Directory

Start date:
Early December
End date:
Late January
Locations:
Dry Valleys, Taylor Valley, Wright Valley, Victoria Valley, McKelvey Valley, Garwood Valley, Miers Valley, Marshall Valley, Beacon Valley
Principle Investigator:
Dr Diana Wall
Organisation:
Colorado State University
State
Colorado
Initially funded in 1980, the U.S. Long-Term Ecological Research (LTER) network is a collaborative effort involving more than 1,800 scientists and students.
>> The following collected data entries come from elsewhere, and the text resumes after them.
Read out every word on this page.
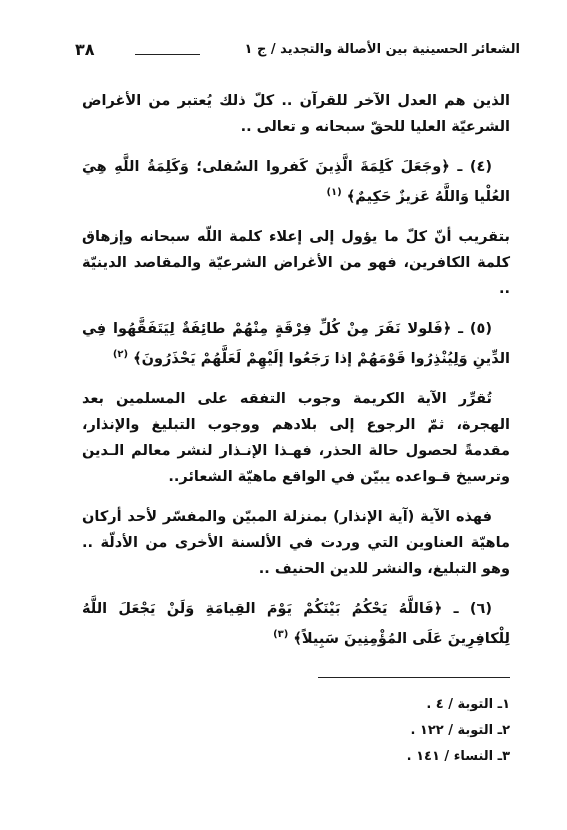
٣٨	الشعائر الحسينية بين الأصالة والتجديد / ج ١

الذين هم العدل الآخر للقرآن .. كلّ ذلك يُعتبر من الأغراض الشرعيّة العليا للحقّ سبحانه و تعالى ..

(٤) ـ ﴿وجَعَلَ كَلِمَةَ الَّذِينَ كَفروا السُفلى؛ وَكَلِمَةُ اللَّهِ هِيَ العُلْيا وَاللَّهُ عَزيزٌ حَكِيمٌ﴾ $^{(١)}$

بتقريب أنّ كلّ ما يؤول إلى إعلاء كلمة اللّه سبحانه وإزهاق كلمة الكافرين، فهو من الأغراض الشرعيّة والمقاصد الدينيّة ..

(٥) ـ ﴿فَلولا نَفَرَ مِنْ كُلِّ فِرْقَةٍ مِنْهُمْ طائِفَةٌ لِيَتَفَقَّهُوا فِي الدِّينِ وَلِيُنْذِرُوا قَوْمَهُمْ إذا رَجَعُوا إلَيْهِمْ لَعَلَّهُمْ يَحْذَرُونَ﴾ $^{(٢)}$

تُقرِّر الآية الكريمة وجوب التفقه على المسلمين بعد الهجرة، ثمّ الرجوع إلى بلادهم ووجوب التبليغ والإنذار، مقدمةً لحصول حالة الحذر، فهـذا الإنـذار لنشر معالم الـدين وترسيخ قـواعده يبيّن في الواقع ماهيّة الشعائر..

فهذه الآية (آية الإنذار) بمنزلة المبيّن والمفسّر لأحد أركان ماهيّة العناوين التي وردت في الألسنة الأخرى من الأدلّة .. وهو التبليغ، والنشر للدين الحنيف ..

(٦) ـ ﴿فَاللَّهُ يَحْكُمُ بَيْنَكُمْ يَوْمَ القِيامَةِ وَلَنْ يَجْعَلَ اللَّهُ لِلْكافِرِينَ عَلَى المُؤْمِنِينَ سَبِيلاً﴾ $^{(٣)}$

١ـ التوبة / ٤ .

٢ـ التوبة / ١٢٢ .

٣ـ النساء / ١٤١ .
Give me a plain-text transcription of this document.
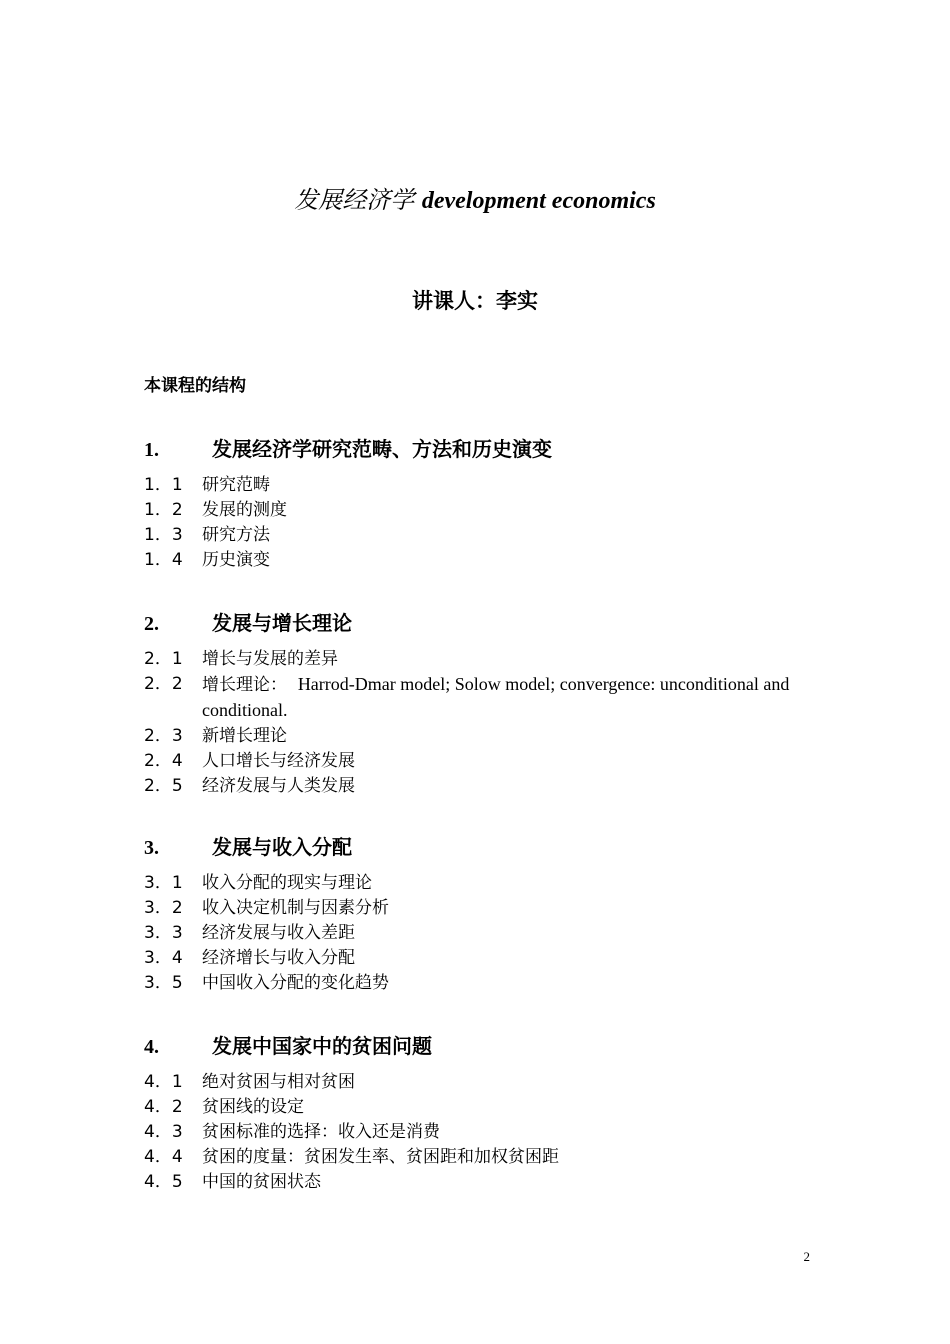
发展经济学 development economics
讲课人：李实
本课程的结构
1.	发展经济学研究范畴、方法和历史演变
1．1	研究范畴
1．2	发展的测度
1．3	研究方法
1．4	历史演变
2.	发展与增长理论
2．1	增长与发展的差异
2．2	增长理论： Harrod-Dmar model; Solow model; convergence: unconditional and conditional.
2．3	新增长理论
2．4	人口增长与经济发展
2．5	经济发展与人类发展
3.	发展与收入分配
3．1	收入分配的现实与理论
3．2	收入决定机制与因素分析
3．3	经济发展与收入差距
3．4	经济增长与收入分配
3．5	中国收入分配的变化趋势
4.	发展中国家中的贫困问题
4．1	绝对贫困与相对贫困
4．2	贫困线的设定
4．3	贫困标准的选择：收入还是消费
4．4	贫困的度量：贫困发生率、贫困距和加权贫困距
4．5	中国的贫困状态
2
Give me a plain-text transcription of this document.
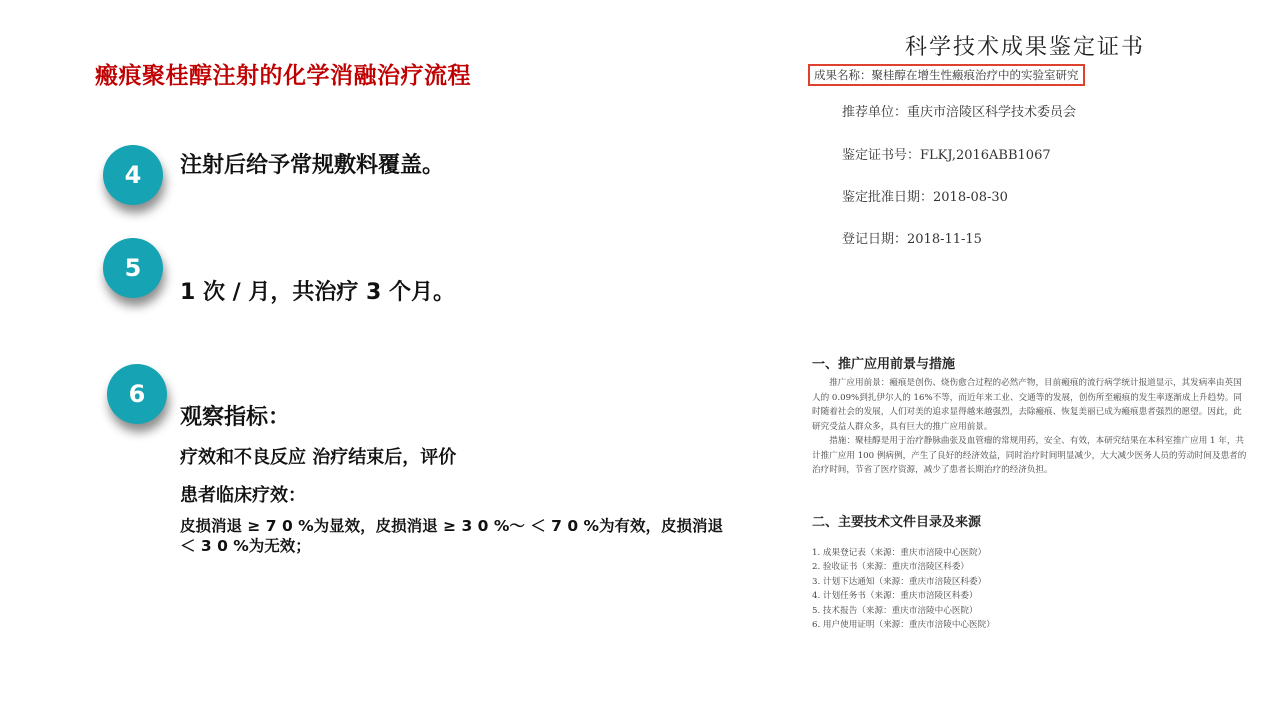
瘢痕聚桂醇注射的化学消融治疗流程
4	注射后给予常规敷料覆盖。
5
1 次 / 月，共治疗 3 个月。
6
观察指标：
疗效和不良反应 治疗结束后，评价
患者临床疗效：
皮损消退 ≥ 7 0 %为显效，皮损消退 ≥ 3 0 %～ ＜ 7 0 %为有效，皮损消退 ＜ 3 0 %为无效；
科学技术成果鉴定证书
成果名称：聚桂醇在增生性瘢痕治疗中的实验室研究
推荐单位：重庆市涪陵区科学技术委员会
鉴定证书号：FLKJ,2016ABB1067
鉴定批准日期：2018-08-30
登记日期：2018-11-15
一、推广应用前景与措施
推广应用前景：瘢痕是创伤、烧伤愈合过程的必然产物，目前瘢痕的流行病学统计报道显示，其发病率由英国人的 0.09%到扎伊尔人的 16%不等，而近年来工业、交通等的发展，创伤所至瘢痕的发生率逐渐成上升趋势。同时随着社会的发展，人们对美的追求显得越来越强烈，去除瘢痕、恢复美丽已成为瘢痕患者强烈的愿望。因此，此研究受益人群众多，具有巨大的推广应用前景。
措施：聚桂醇是用于治疗静脉曲张及血管瘤的常规用药，安全、有效，本研究结果在本科室推广应用 1 年，共计推广应用 100 例病例，产生了良好的经济效益，同时治疗时间明显减少，大大减少医务人员的劳动时间及患者的治疗时间，节省了医疗资源，减少了患者长期治疗的经济负担。
二、主要技术文件目录及来源
1. 成果登记表（来源：重庆市涪陵中心医院）
2. 验收证书（来源：重庆市涪陵区科委）
3. 计划下达通知（来源：重庆市涪陵区科委）
4. 计划任务书（来源：重庆市涪陵区科委）
5. 技术报告（来源：重庆市涪陵中心医院）
6. 用户使用证明（来源：重庆市涪陵中心医院）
The McMurdo LTER program is an inter-disciplinary and multi-disciplinary study of the aquatic and terrestrial ecosystems in the ice-free McMurdo Dry Valleys. It is one of 26 LTER sites where researchers are studying ecological processes over long temporal and broad spatial scales. Researchers focusing on soils will maintain (through application of water and nutrients), monitor (soil moisture and temperature), and sample in their long-term experimental plots near Lakes Bonney, Fryxell, and Hoare. The project aims to determine the impacts of natural factors and those associated with potential climate change on the abundance, distribution, and diversity of soil biota. This six-year award cycle comprises seven collaborative projects: C-504-M (Gooseff), C-505-M (Priscu), C-506-M (Gooseff), C-507-M (Wall), C-508-M (Barrett), C-509-M (Lyons), and C-511-M (Doran).
Participants will travel by helicopter for brief (one to seven days) trips to the Dry Valleys for monitoring, maintenance and sampling of their long term experiments. They will also collect soil samples to support developing work on the N and P cycles, turnover of organic matter, and moss-soil interactions in the field. They will return to the Crary Laboratory at McMurdo Station for sample processing and initial analysis, as well as to perform incubation assays on selected soils.